The definitive treatment for DI-AIN is stopping the offending agent with no current consensus on the use of steroid therapy. ¹⁰ Small case series along with anecdotal reports have suggested that the use of corticosteroids in treating DI-AIN may be beneficial in some patients. ¹⁰ However, there are no randomized controlled trials to determine the efficacy of steroids in treating DI-AIN, leaving the decision to be based on clinical judgement. In this patient, because of her acute asthma exacerbation and early concerns for EGPA, methylprednisolone 1 g IV was started early. She received 3 days of methylprednisolone 1 g IV with an 8-week oral prednisone 40 mg taper. Her proteinuria significantly decreased from 2524 µg/mg on admission to 889 µg/mg 15 days post discharge.

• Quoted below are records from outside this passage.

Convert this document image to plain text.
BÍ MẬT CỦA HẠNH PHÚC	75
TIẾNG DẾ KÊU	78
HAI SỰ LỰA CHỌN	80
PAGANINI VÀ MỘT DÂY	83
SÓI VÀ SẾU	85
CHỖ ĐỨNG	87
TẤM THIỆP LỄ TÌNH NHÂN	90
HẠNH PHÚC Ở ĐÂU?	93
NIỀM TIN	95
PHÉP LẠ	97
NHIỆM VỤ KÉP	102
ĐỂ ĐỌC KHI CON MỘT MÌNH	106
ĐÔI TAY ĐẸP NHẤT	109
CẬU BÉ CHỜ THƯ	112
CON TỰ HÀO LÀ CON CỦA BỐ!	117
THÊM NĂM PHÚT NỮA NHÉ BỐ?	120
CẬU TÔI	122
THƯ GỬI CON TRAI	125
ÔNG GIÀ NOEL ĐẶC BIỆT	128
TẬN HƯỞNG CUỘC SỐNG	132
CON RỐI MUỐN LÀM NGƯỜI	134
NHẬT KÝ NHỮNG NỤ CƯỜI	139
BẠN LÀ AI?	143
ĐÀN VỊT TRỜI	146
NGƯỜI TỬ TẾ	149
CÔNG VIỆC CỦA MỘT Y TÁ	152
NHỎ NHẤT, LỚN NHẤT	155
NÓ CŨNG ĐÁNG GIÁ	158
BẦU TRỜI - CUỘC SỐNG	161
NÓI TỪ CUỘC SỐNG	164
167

In conclusion, this patient had stage III CKD in the setting of uncontrolled diabetes; however, the acute changes in her kidney function and worsening of proteinuria were attributed to omalizumab. The kidney biopsy confirmed the acute changes of CKD with AIN. The patient has recovered from AKI with corticosteroids. DI-AIN can be caused by any drug, including novel drugs that have been considered for potential treatment of DI-AIN. Our case highlights the first report of AIN as a side-effect of omalizumab therapy and the importance of continued surveillance of possible rare side effects from current medications on the market.